Holding up a newspaper, NBC's Peter Alexander derided, "Here is a headline from one London tabloid. It reads 'Mitt the Twit.'" Alexander deemed the comments a "political firestorm" and played a clip of an unidentified British reporter snidely noting, "If he's here to make friends, he has got a funny way of showing it." Over on CBS, Jan Crawford eagerly held up the same tabloid and lectured, "Can you see it? 'Mitt the Twit.' That's not the type of headline you want."
Using every bit of hyperbolic language possible, Crawford labeled Romney's remarks "a storm in the tea cup and started a transatlantic war of words."
On Good Morning America, George Stephanopoulos played up the Republican's "stumble out of the gate." NBC's David Muir insisted that the "Brits are boiling."
None of the morning shows addressed whether's Romney's comments were actually correct. The former governor's actual remarks: "The stories about the private security firm not having enough people, the supposed strike of the immigration and customs officials. That obviously is not something which is encouraging."
The networks pounced on Romney's "firestorm" immediately. In contrast, they waited five days to report on report on Barack Obama's "you didn't build that" gaffe.

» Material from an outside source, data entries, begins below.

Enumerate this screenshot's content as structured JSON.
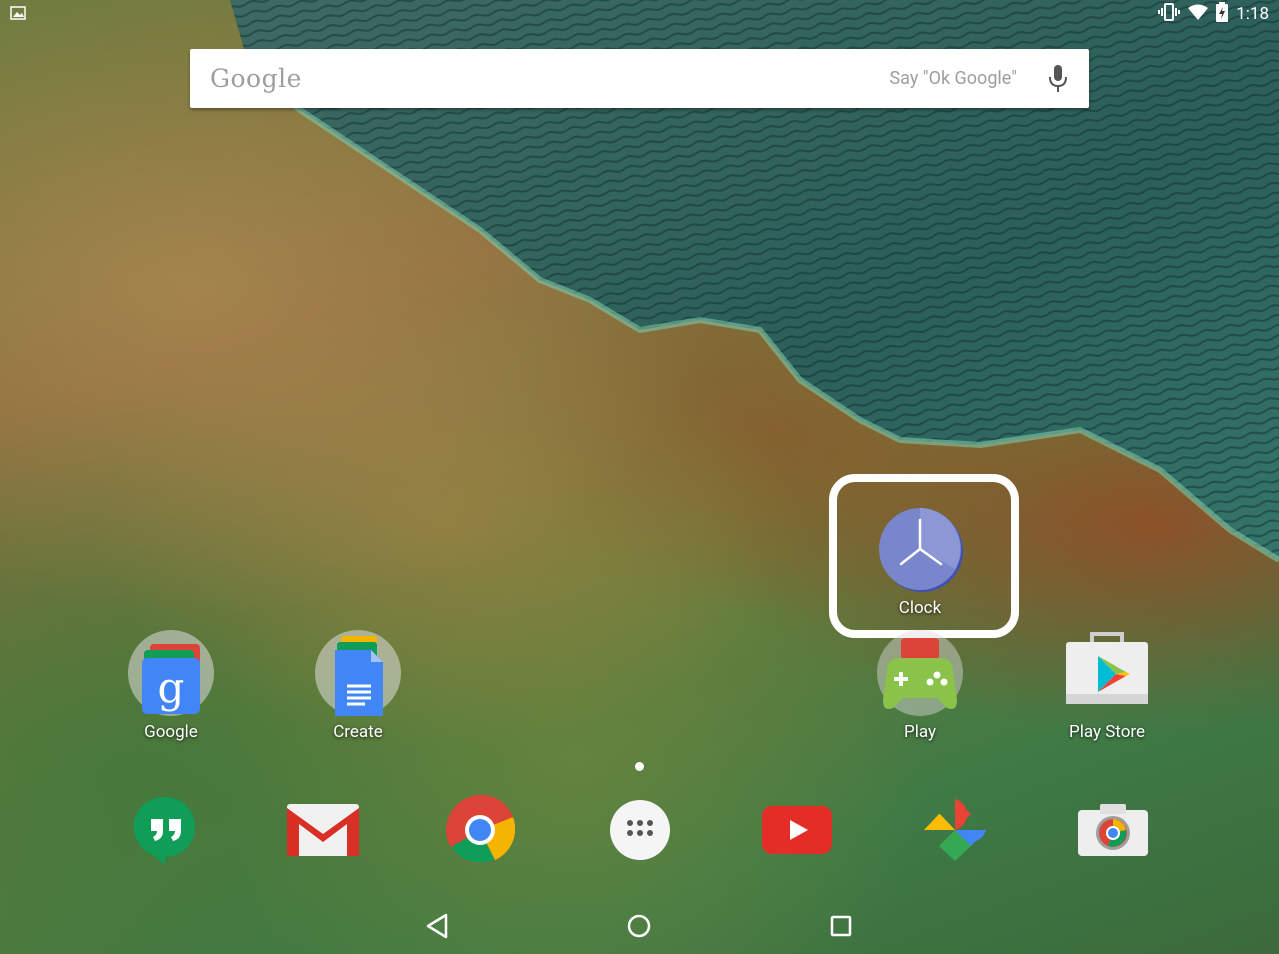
{
  "status_bar": {
    "time": "1:18",
    "icons": [
      "image-notification-icon",
      "vibrate-icon",
      "wifi-icon",
      "battery-charging-icon"
    ]
  },
  "search": {
    "logo": "Google",
    "hint": "Say \"Ok Google\"",
    "icon": "mic-icon"
  },
  "home_apps": [
    {
      "label": "Google",
      "icon": "google-folder-icon"
    },
    {
      "label": "Create",
      "icon": "create-folder-icon"
    },
    {
      "label": "Clock",
      "icon": "clock-icon"
    },
    {
      "label": "Play",
      "icon": "play-folder-icon"
    },
    {
      "label": "Play Store",
      "icon": "play-store-icon"
    }
  ],
  "dock_apps": [
    {
      "icon": "hangouts-icon"
    },
    {
      "icon": "gmail-icon"
    },
    {
      "icon": "chrome-icon"
    },
    {
      "icon": "app-drawer-icon"
    },
    {
      "icon": "youtube-icon"
    },
    {
      "icon": "photos-icon"
    },
    {
      "icon": "camera-icon"
    }
  ],
  "nav_bar": [
    "back-icon",
    "home-icon",
    "recents-icon"
  ],
  "colors": {
    "clock_face": "#7986cb",
    "highlight": "#ffffff",
    "youtube": "#e52d27",
    "hangouts": "#0f9d58"
  }
}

On the July 17 NBC Nightly News, Brian Williams warned, "Ten days to go now until the Olympic games get underway in London, and today, the man whose company was hired to provide security at all the Olympic venues admitted his company screwed up."
The same broadcast featured a member of Parliament lamenting the "humiliating shambles for the company" planning security."
On the July 24 Good Morning America, reporter Nick Schifrin explained, "Now the reason is, an absolute fiasco with the private guards who were supposed to be doing this. Police tell ABC News they're worried those private security guards are not adequately trained."
The July 24 CBS Evening News featured an unidentified British man complaining about the inadequate transport system: "It's ridiculous. If we are not going to cope, it's going to be a bit of a fiasco. And people are going to get stranded."
Apparently, pointing out potential problems for the 2012 Olympics is okay– so long as your not the presumptive Republican presidential nominee.